To determine the final pH for each solution, we need to use the concept of neutralization reaction between acids and bases. In a neutralization reaction, an acid reacts with a base to form water and a salt. The pH of the final solution depends on the concentrations of the acid and base used.
The pH of a solution can be calculated using the equation:
pH = -log[H+]
Where [H+] is the concentration of hydrogen ions in the solution.
Let's solve each scenario step by step:
a) In this case, you have an acid with a volume of 1.760 L and a concentration of 0.384 M, and a base with a volume of 0.834 L and a concentration of 0.724 M.
To determine the final concentration of hydrogen ions, we can use the formula:
(moles of H+ in acid) / (total volume of the solution)
moles of H+ in acid = volume of acid (L) * concentration of acid (M)
total volume of the solution = volume of acid + volume of base
moles of H+ in acid = 1.760 * 0.384
total volume of the solution = 1.760 + 0.834
Now we can calculate the concentration of hydrogen ions:
[H+] = (moles of H+ in acid) / (total volume of the solution)

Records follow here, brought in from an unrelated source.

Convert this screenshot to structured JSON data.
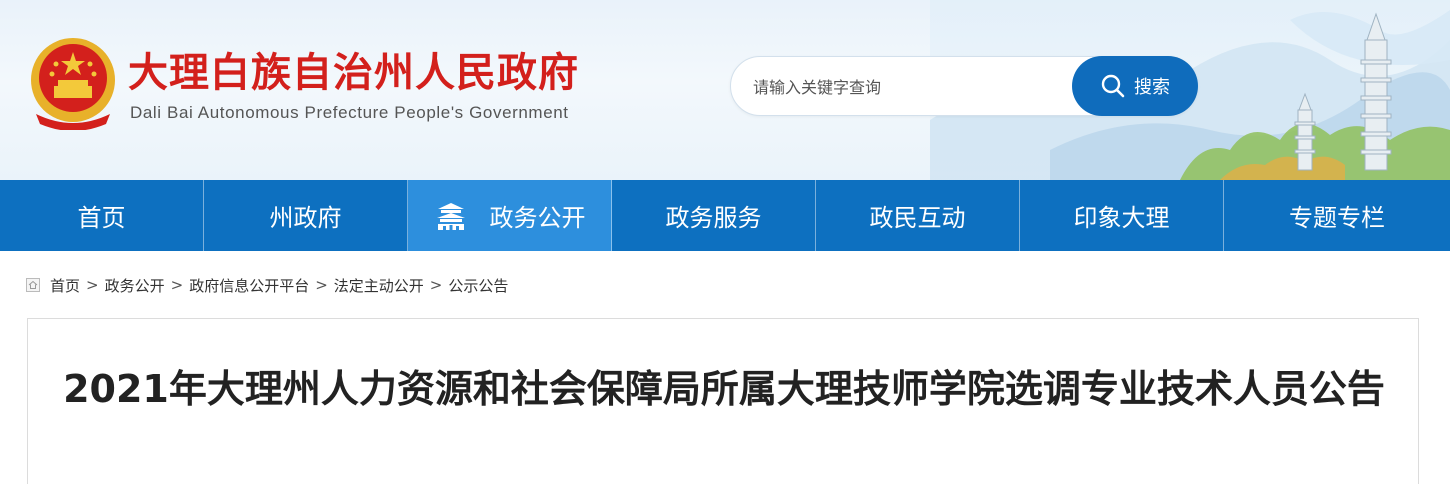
{
  "header": {
    "title": "大理白族自治州人民政府",
    "subtitle": "Dali Bai Autonomous Prefecture People's Government",
    "emblem_icon": "national-emblem-icon"
  },
  "search": {
    "placeholder": "请输入关键字查询",
    "value": "",
    "button_label": "搜索",
    "icon": "search-icon"
  },
  "nav": {
    "items": [
      {
        "label": "首页"
      },
      {
        "label": "州政府"
      },
      {
        "label": "政务公开",
        "active": true,
        "icon": "gate-icon"
      },
      {
        "label": "政务服务"
      },
      {
        "label": "政民互动"
      },
      {
        "label": "印象大理"
      },
      {
        "label": "专题专栏"
      }
    ]
  },
  "breadcrumb": {
    "items": [
      "首页",
      "政务公开",
      "政府信息公开平台",
      "法定主动公开",
      "公示公告"
    ],
    "separator": ">"
  },
  "article": {
    "title": "2021年大理州人力资源和社会保障局所属大理技师学院选调专业技术人员公告"
  },
  "colors": {
    "brand_red": "#d3201c",
    "nav_blue": "#0d70c0",
    "nav_active": "#2d8fdd",
    "search_button": "#0f6cbc"
  }
}
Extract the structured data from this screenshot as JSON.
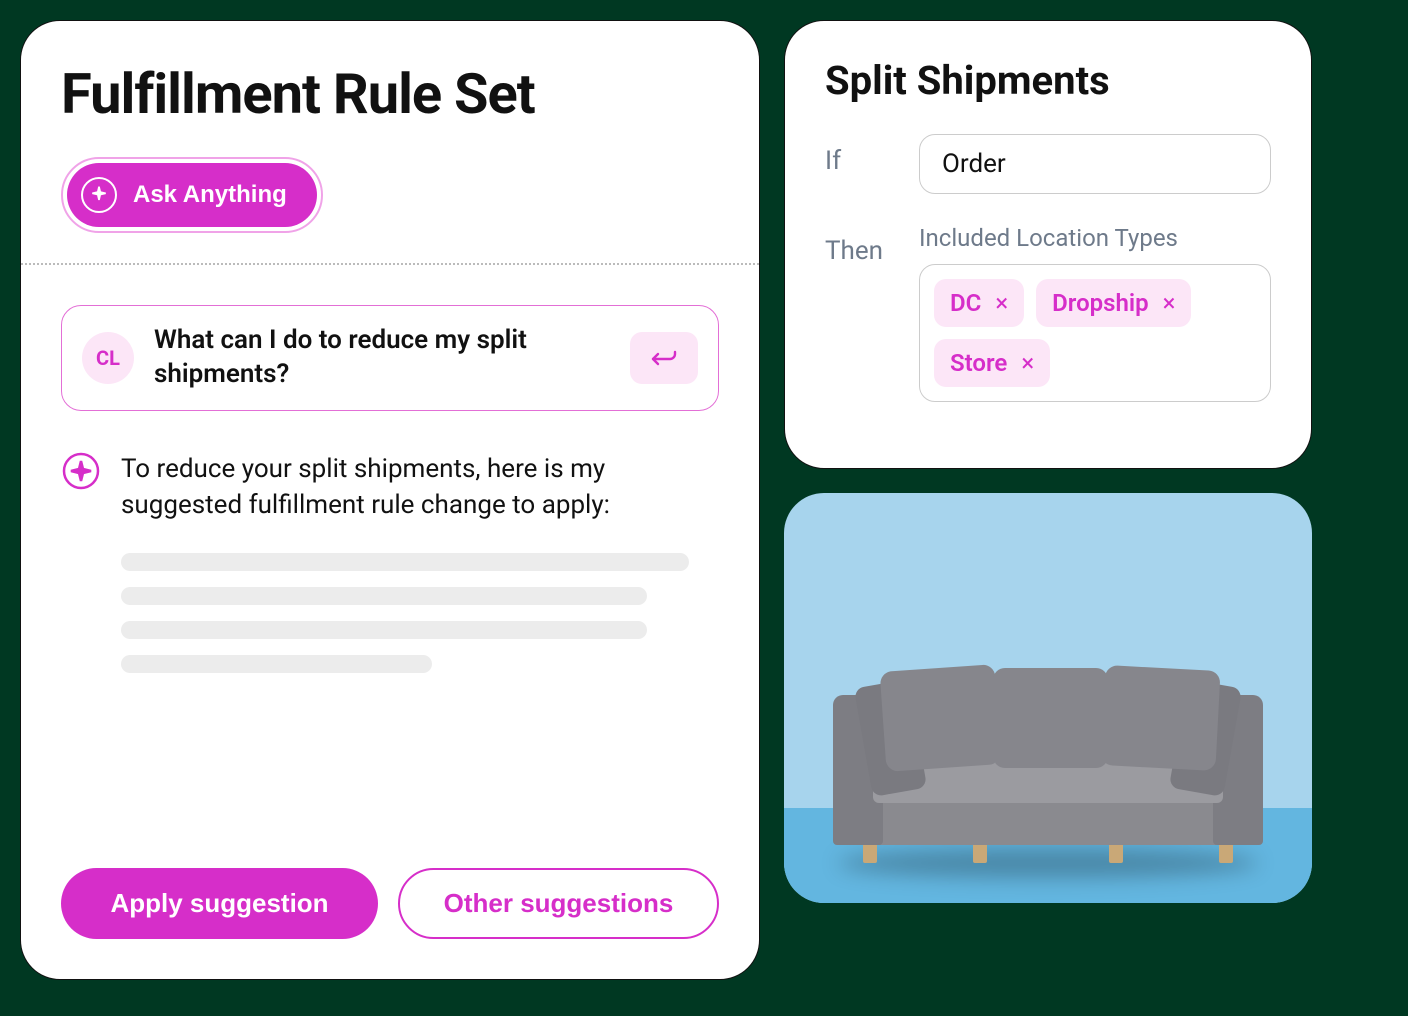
{
  "left": {
    "title": "Fulfillment Rule Set",
    "ask_label": "Ask Anything",
    "chat": {
      "avatar_initials": "CL",
      "question": "What can I do to reduce my split shipments?"
    },
    "ai": {
      "response": "To reduce your split shipments, here is my suggested fulfillment rule change to apply:"
    },
    "actions": {
      "apply_label": "Apply suggestion",
      "other_label": "Other suggestions"
    }
  },
  "right": {
    "title": "Split Shipments",
    "if_label": "If",
    "if_value": "Order",
    "then_label": "Then",
    "then_subtitle": "Included Location Types",
    "tags": [
      {
        "label": "DC"
      },
      {
        "label": "Dropship"
      },
      {
        "label": "Store"
      }
    ]
  },
  "image": {
    "description": "Gray sofa product image"
  }
}
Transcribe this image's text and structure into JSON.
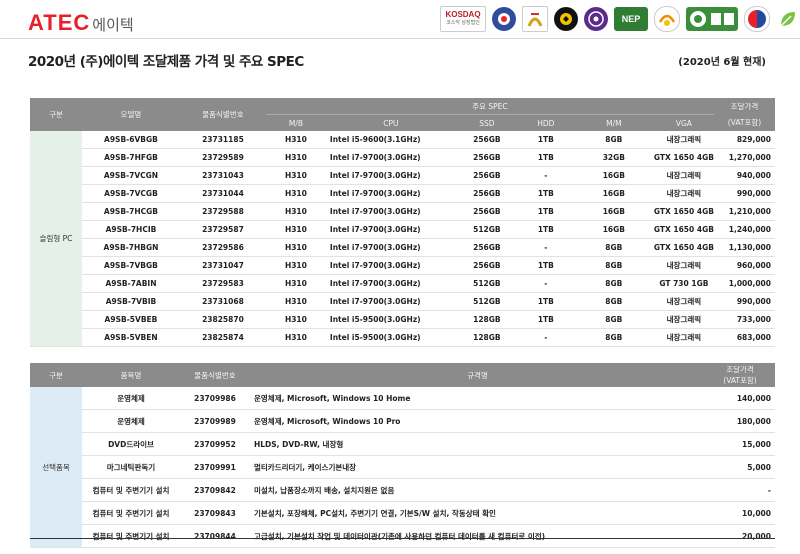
{
  "header": {
    "logo_text": "ATEC",
    "logo_korean": "에이텍",
    "cert_badges": [
      "KOSDAQ",
      "emblem-1",
      "emblem-2",
      "emblem-3",
      "emblem-4",
      "NEP",
      "emblem-6",
      "emblem-7",
      "emblem-8",
      "emblem-9",
      "emblem-10"
    ],
    "kosdaq_sub": "코스닥 상장법인"
  },
  "page": {
    "title": "2020년 (주)에이텍 조달제품 가격 및 주요 SPEC",
    "date": "(2020년 6월 현재)"
  },
  "table1": {
    "headers": {
      "category": "구분",
      "model": "모델명",
      "id": "물품식별번호",
      "spec_group": "주요 SPEC",
      "price": "조달가격",
      "price_sub": "(VAT포함)",
      "spec_cols": [
        "M/B",
        "CPU",
        "SSD",
        "HDD",
        "M/M",
        "VGA"
      ]
    },
    "category_label": "슬림형 PC",
    "rows": [
      [
        "A9SB-6VBGB",
        "23731185",
        "H310",
        "Intel i5-9600(3.1GHz)",
        "256GB",
        "1TB",
        "8GB",
        "내장그래픽",
        "829,000"
      ],
      [
        "A9SB-7HFGB",
        "23729589",
        "H310",
        "Intel i7-9700(3.0GHz)",
        "256GB",
        "1TB",
        "32GB",
        "GTX 1650 4GB",
        "1,270,000"
      ],
      [
        "A9SB-7VCGN",
        "23731043",
        "H310",
        "Intel i7-9700(3.0GHz)",
        "256GB",
        "-",
        "16GB",
        "내장그래픽",
        "940,000"
      ],
      [
        "A9SB-7VCGB",
        "23731044",
        "H310",
        "Intel i7-9700(3.0GHz)",
        "256GB",
        "1TB",
        "16GB",
        "내장그래픽",
        "990,000"
      ],
      [
        "A9SB-7HCGB",
        "23729588",
        "H310",
        "Intel i7-9700(3.0GHz)",
        "256GB",
        "1TB",
        "16GB",
        "GTX 1650 4GB",
        "1,210,000"
      ],
      [
        "A9SB-7HCIB",
        "23729587",
        "H310",
        "Intel i7-9700(3.0GHz)",
        "512GB",
        "1TB",
        "16GB",
        "GTX 1650 4GB",
        "1,240,000"
      ],
      [
        "A9SB-7HBGN",
        "23729586",
        "H310",
        "Intel i7-9700(3.0GHz)",
        "256GB",
        "-",
        "8GB",
        "GTX 1650 4GB",
        "1,130,000"
      ],
      [
        "A9SB-7VBGB",
        "23731047",
        "H310",
        "Intel i7-9700(3.0GHz)",
        "256GB",
        "1TB",
        "8GB",
        "내장그래픽",
        "960,000"
      ],
      [
        "A9SB-7ABIN",
        "23729583",
        "H310",
        "Intel i7-9700(3.0GHz)",
        "512GB",
        "-",
        "8GB",
        "GT 730 1GB",
        "1,000,000"
      ],
      [
        "A9SB-7VBIB",
        "23731068",
        "H310",
        "Intel i7-9700(3.0GHz)",
        "512GB",
        "1TB",
        "8GB",
        "내장그래픽",
        "990,000"
      ],
      [
        "A9SB-5VBEB",
        "23825870",
        "H310",
        "Intel i5-9500(3.0GHz)",
        "128GB",
        "1TB",
        "8GB",
        "내장그래픽",
        "733,000"
      ],
      [
        "A9SB-5VBEN",
        "23825874",
        "H310",
        "Intel i5-9500(3.0GHz)",
        "128GB",
        "-",
        "8GB",
        "내장그래픽",
        "683,000"
      ]
    ]
  },
  "table2": {
    "headers": {
      "category": "구분",
      "product": "품목명",
      "id": "물품식별번호",
      "spec": "규격명",
      "price": "조달가격",
      "price_sub": "(VAT포함)"
    },
    "category_label": "선택품목",
    "rows": [
      [
        "운영체제",
        "23709986",
        "운영체제, Microsoft, Windows 10 Home",
        "140,000"
      ],
      [
        "운영체제",
        "23709989",
        "운영체제, Microsoft, Windows 10 Pro",
        "180,000"
      ],
      [
        "DVD드라이브",
        "23709952",
        "HLDS, DVD-RW, 내장형",
        "15,000"
      ],
      [
        "마그네틱판독기",
        "23709991",
        "멀티카드리더기, 케이스기본내장",
        "5,000"
      ],
      [
        "컴퓨터 및 주변기기 설치",
        "23709842",
        "미설치, 납품장소까지 배송, 설치지원은 없음",
        "-"
      ],
      [
        "컴퓨터 및 주변기기 설치",
        "23709843",
        "기본설치, 포장해체, PC설치, 주변기기 연결, 기본S/W 설치, 작동상태 확인",
        "10,000"
      ],
      [
        "컴퓨터 및 주변기기 설치",
        "23709844",
        "고급설치, 기본설치 작업 및 데이터이관(기존에 사용하던 컴퓨터 데이터를 새 컴퓨터로 이전)",
        "20,000"
      ]
    ]
  }
}
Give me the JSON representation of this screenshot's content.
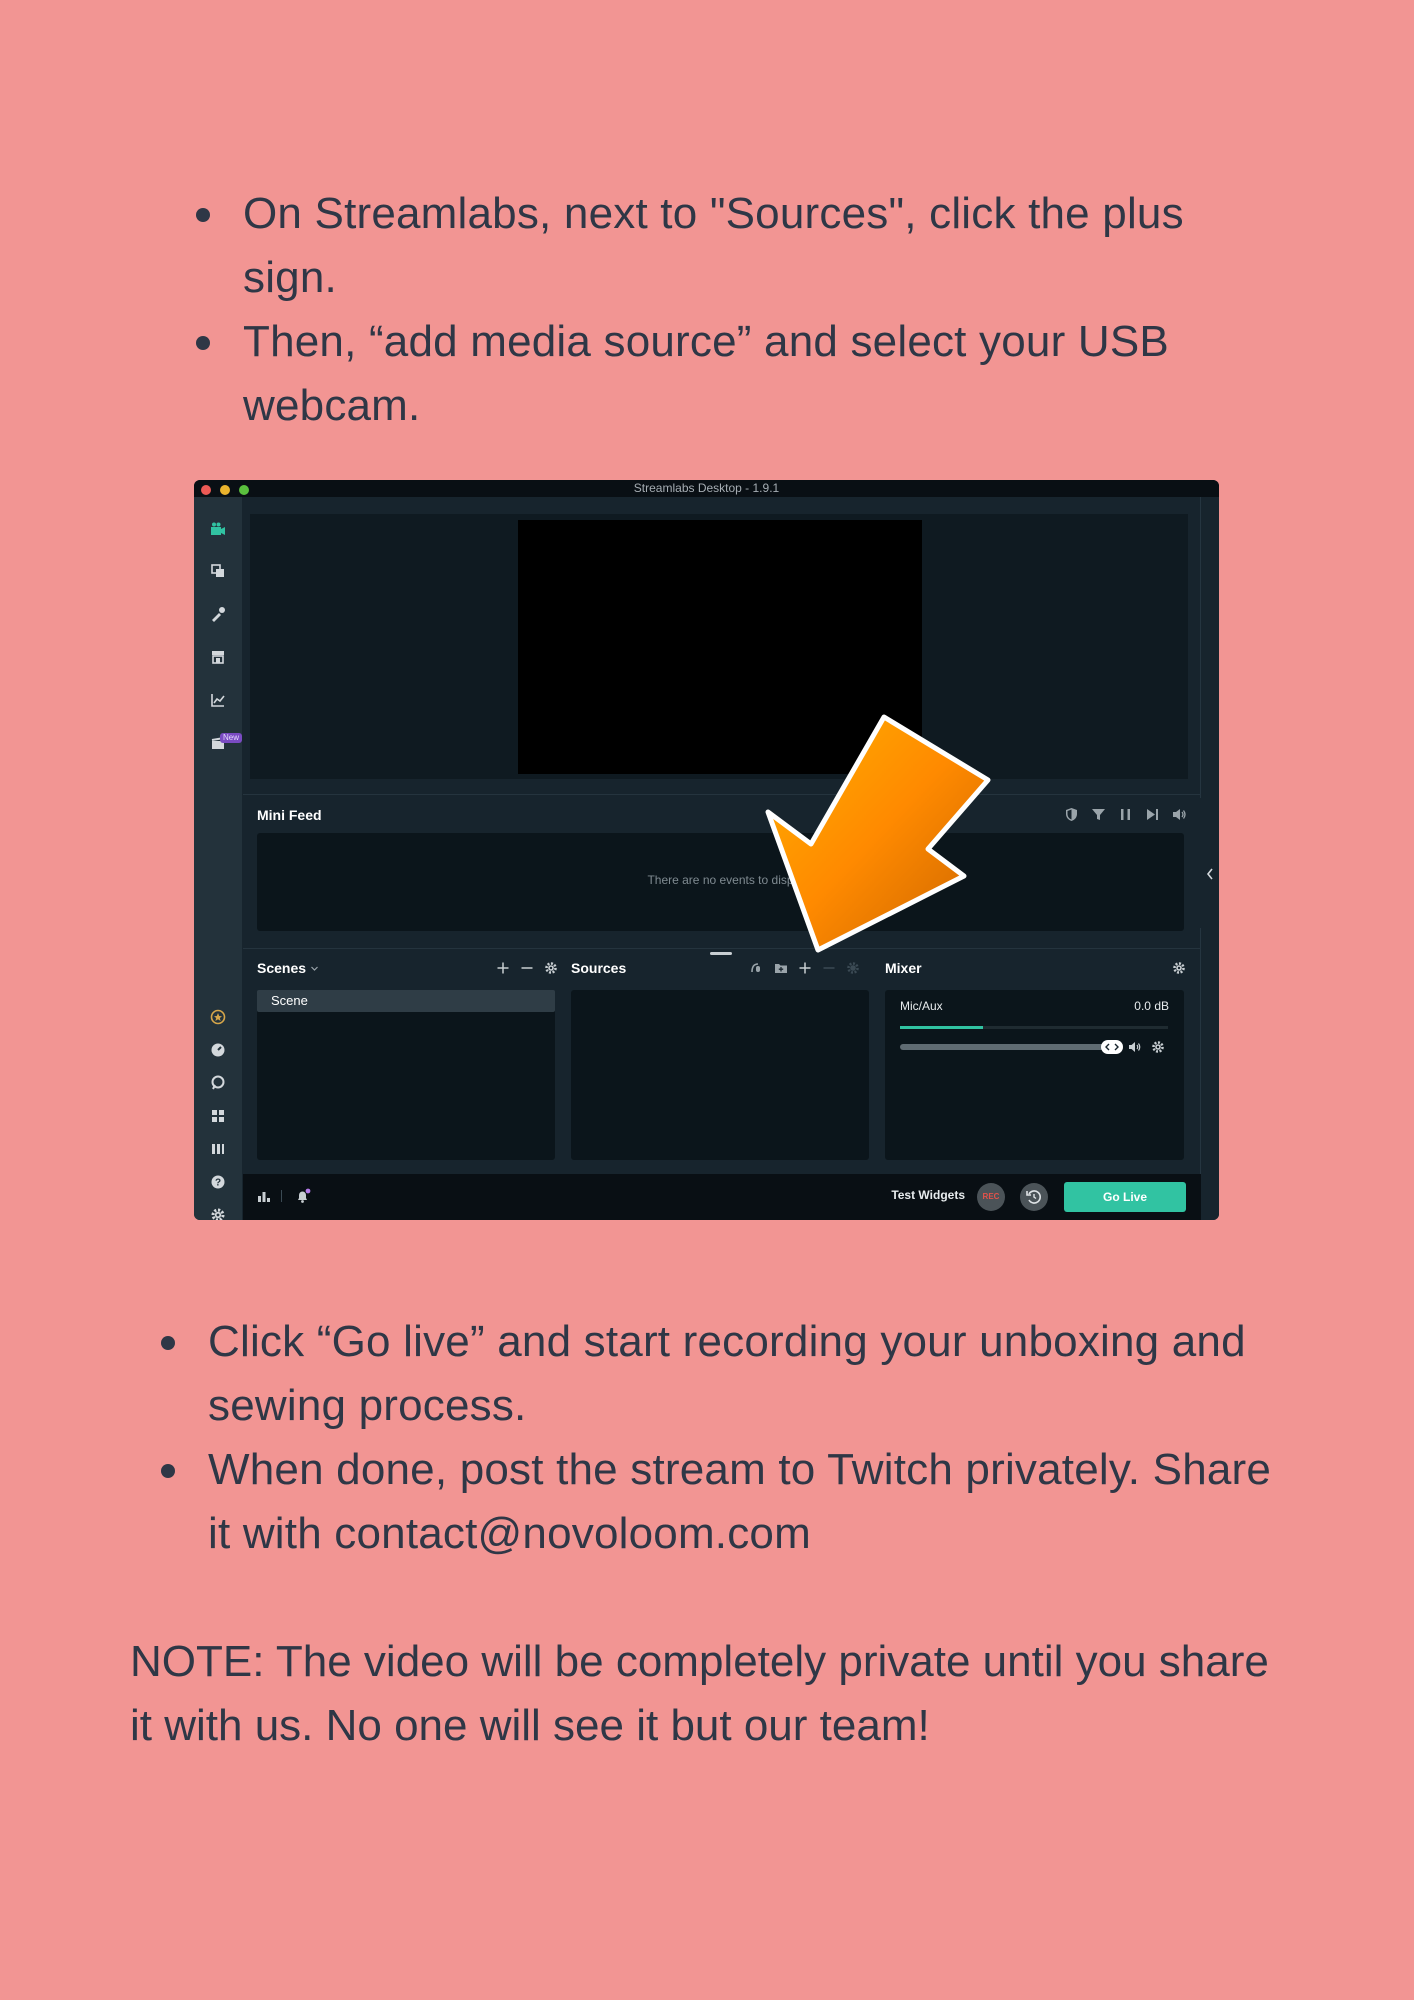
{
  "instructions_top": [
    "On Streamlabs, next to \"Sources\", click the plus sign.",
    "Then, “add media source” and select your USB webcam."
  ],
  "instructions_bottom": [
    "Click “Go live” and start recording your unboxing and sewing process.",
    "When done, post the stream to Twitch privately. Share it with contact@novoloom.com"
  ],
  "note": "NOTE: The video will be completely private until you share it with us. No one will see it but our team!",
  "app": {
    "window_title": "Streamlabs Desktop - 1.9.1",
    "new_badge": "New",
    "mini_feed": {
      "title": "Mini Feed",
      "empty_text": "There are no events to disp"
    },
    "scenes": {
      "title": "Scenes",
      "items": [
        "Scene"
      ]
    },
    "sources": {
      "title": "Sources"
    },
    "mixer": {
      "title": "Mixer",
      "channel_name": "Mic/Aux",
      "channel_db": "0.0 dB",
      "meter_level": 0.31
    },
    "footer": {
      "test_widgets": "Test Widgets",
      "rec_label": "REC",
      "go_live": "Go Live"
    },
    "colors": {
      "accent": "#31c3a2",
      "page_background": "#f29593",
      "callout_arrow": "#ff9a00"
    },
    "icons": {
      "left_nav": [
        "editor-icon",
        "layouts-icon",
        "themes-icon",
        "store-icon",
        "analytics-icon",
        "highlighter-icon",
        "prime-icon",
        "dashboard-icon",
        "chat-icon",
        "apps-icon",
        "layout-editor-icon",
        "help-icon",
        "settings-icon"
      ],
      "mini_feed_tools": [
        "shield-icon",
        "filter-icon",
        "pause-icon",
        "skip-icon",
        "volume-icon"
      ],
      "callout": "orange-arrow-icon"
    }
  }
}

Plug in the values and calculate [H+].
Finally, calculate the pH by taking the negative logarithm of [H+] using the pH equation:
pH = -log[H+]
Repeat these steps for scenarios b) to e) using the given values for volumes and concentrations of acids and bases.
Note: Make sure to use correct significant figures (three significant figures in this case) to maintain the appropriate level of precision in your final answer.